"Marc describes the process of developing an application by writing specifications, which outline what a program should do and what needs it should meet. We dig into a bit of computer science history to explore the differences between declarative and imperative programming. We also discuss Kiro, a new integrated development environment from Amazon, built around turning prompts into structured requirements. We examine the various types of documents used to specify tasks, requirements, design, and steering."

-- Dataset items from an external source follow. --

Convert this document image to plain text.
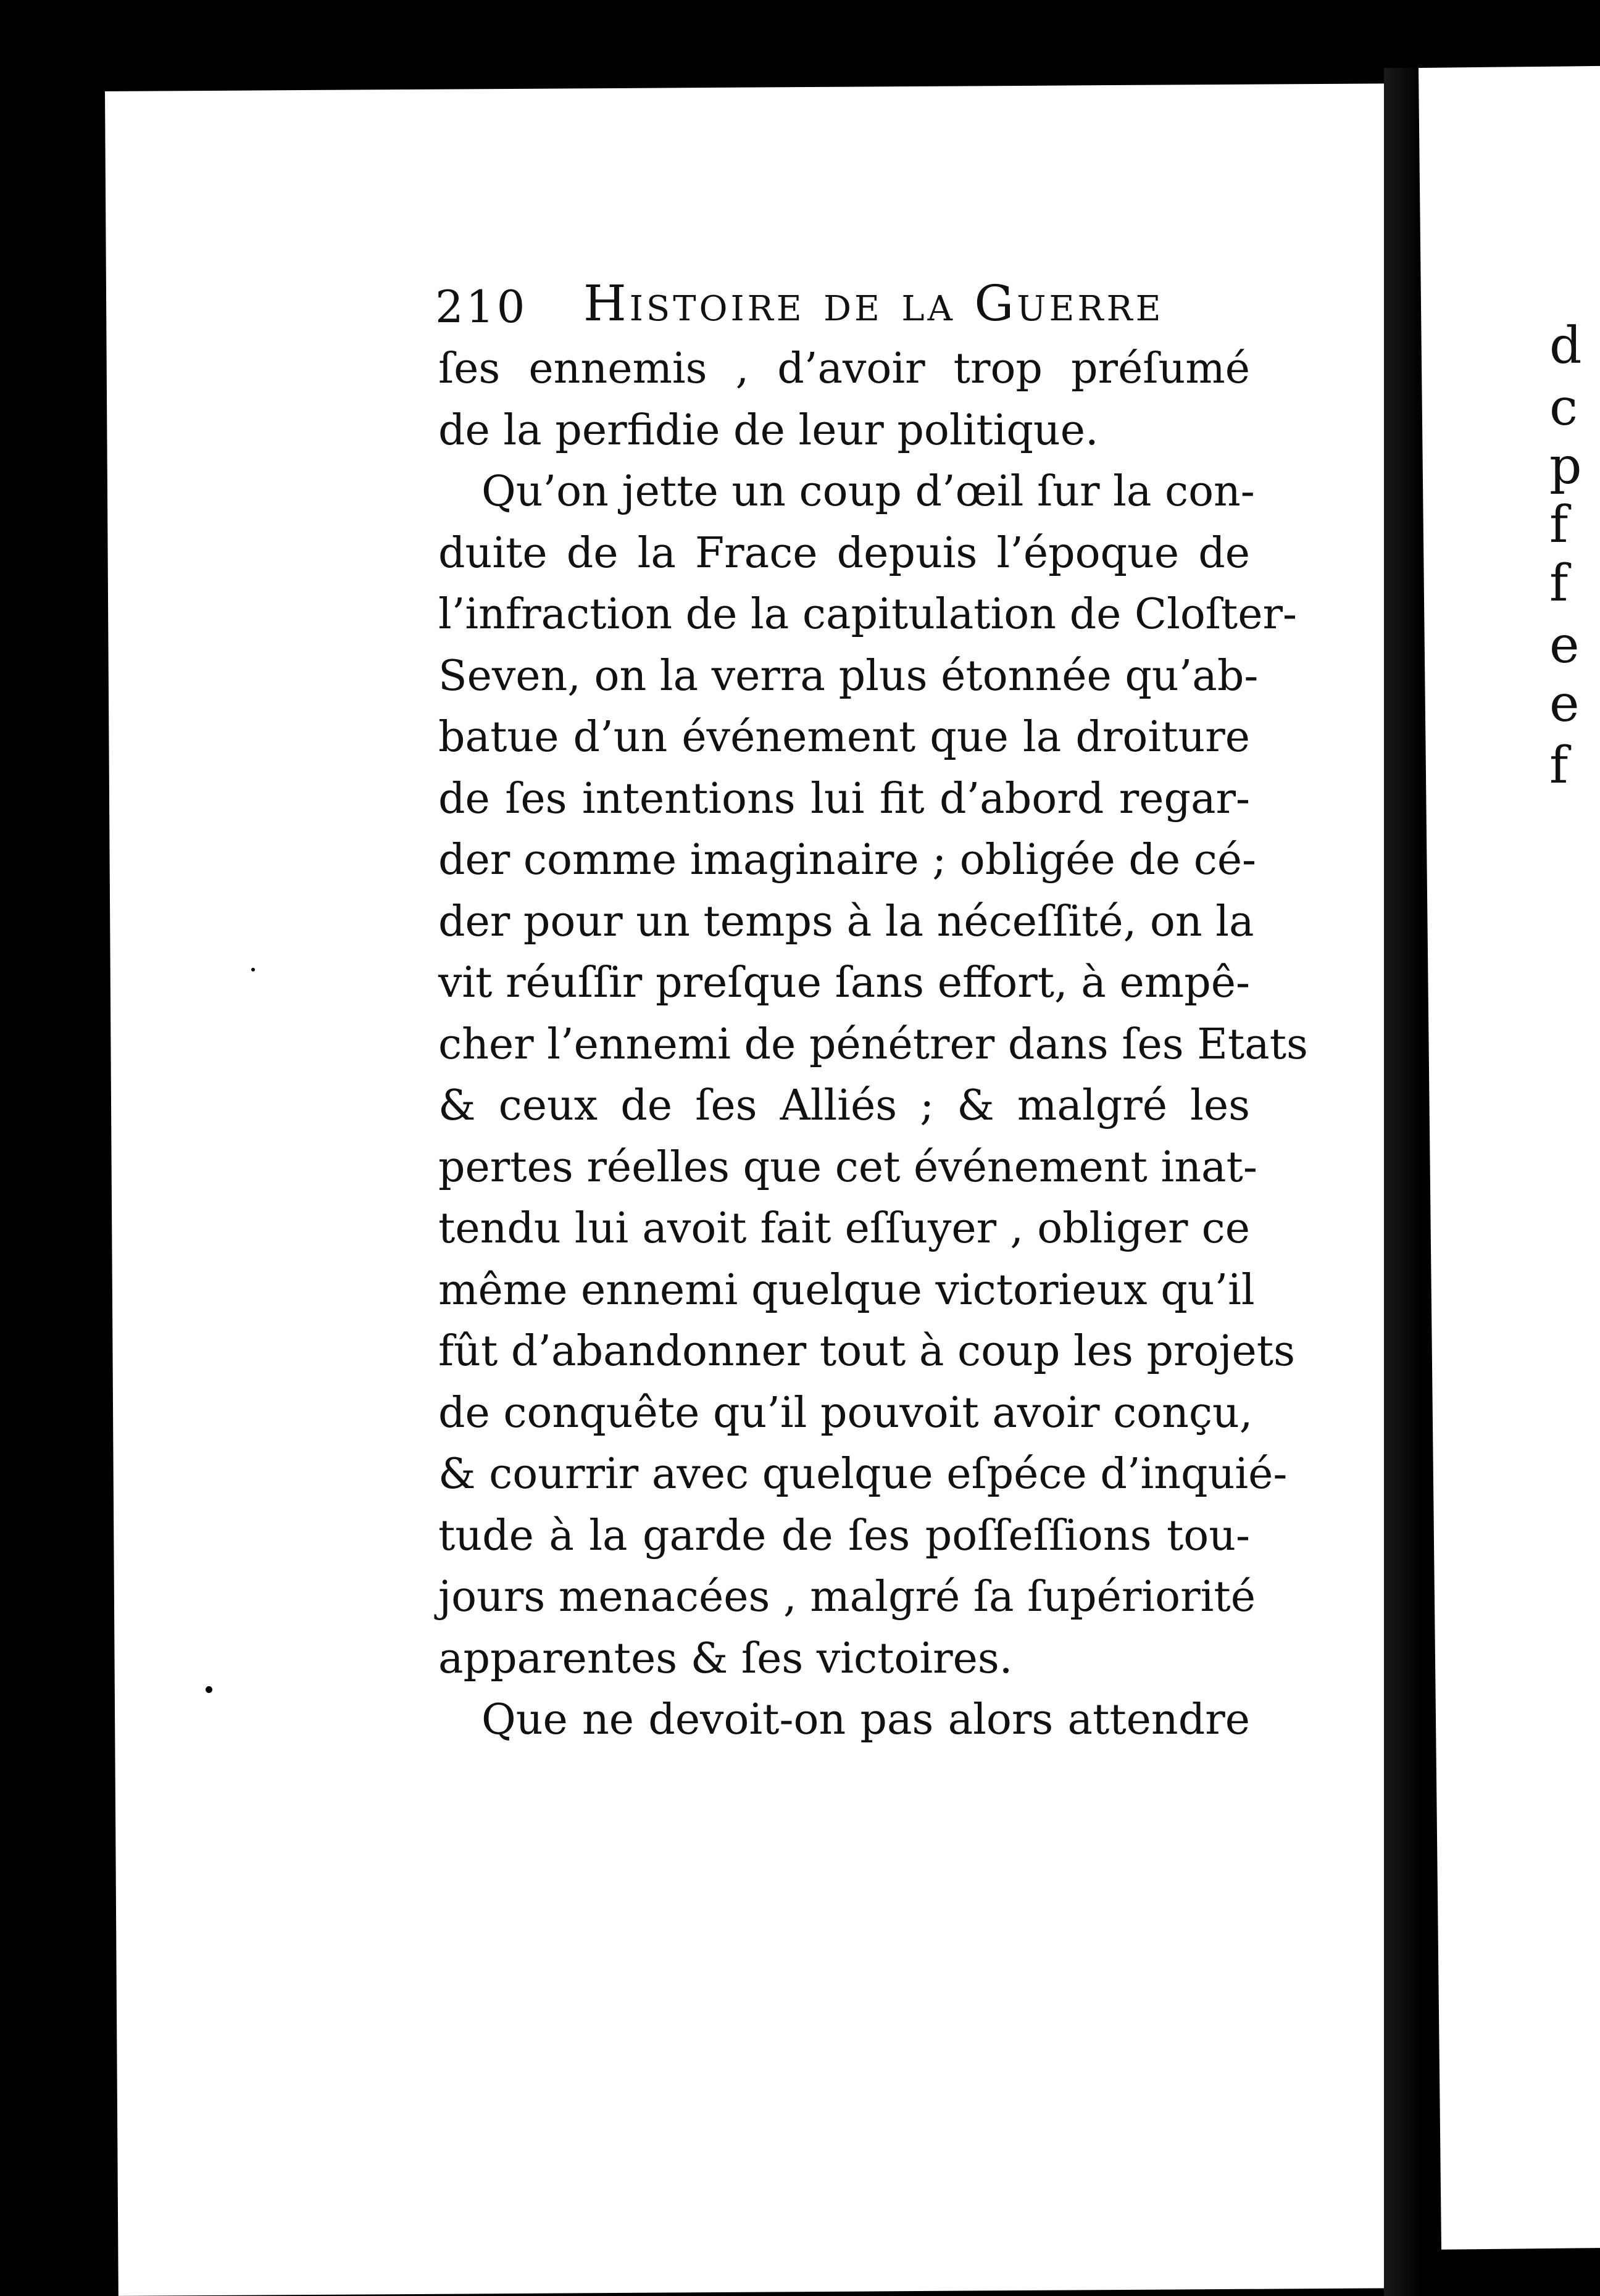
d
c
p
f
f
e
e
f
210 Histoire de la Guerre
ſes ennemis , d’avoir trop préſumé
de la perfidie de leur politique.
Qu’on jette un coup d’œil ſur la con-
duite de la Frace depuis l’époque de
l’infraction de la capitulation de Cloſter-
Seven, on la verra plus étonnée qu’ab-
batue d’un événement que la droiture
de ſes intentions lui fit d’abord regar-
der comme imaginaire ; obligée de cé-
der pour un temps à la néceſſité, on la
vit réuſſir preſque ſans effort, à empê-
cher l’ennemi de pénétrer dans ſes Etats
& ceux de ſes Alliés ; & malgré les
pertes réelles que cet événement inat-
tendu lui avoit fait eſſuyer , obliger ce
même ennemi quelque victorieux qu’il
fût d’abandonner tout à coup les projets
de conquête qu’il pouvoit avoir conçu,
& courrir avec quelque eſpéce d’inquié-
tude à la garde de ſes poſſeſſions tou-
jours menacées , malgré ſa ſupériorité
apparentes & ſes victoires.
Que ne devoit-on pas alors attendre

"00:07:23 - How would you describe spec-driven development? 00:10:49 - Balancing the desire to start coding with defining the project 00:13:06 - What does this documentation look like? 00:18:27 - Declarative vs imperative programming 00:24:13 - Infrastructure as part of the design 00:27:03 - Getting started with a small project 00:29:05 - Committing the spec files along with the code 00:31:08 - What is steering? 00:34:17 - How to get better at distilling specifications?"
Specification-driven development starts by writing formal specifications that describe program behavior, requirements, and acceptance criteria before implementation. Specifications serve as executable or checkable artifacts that guide design, testing, and infrastructure decisions and remain versioned alongside code. This approach reduces ambiguity, improves reproducibility, and enables clearer steering of AI-assisted code generation. Declarative programming and infrastructure-as-code concepts align with specification-driven practices by emphasizing desired outcomes over step-by-step commands. Tooling such as Kiro aims to convert prompts into structured requirements and documents to support task definition, anti-pattern avoidance, and iterative refinement of small, testable projects.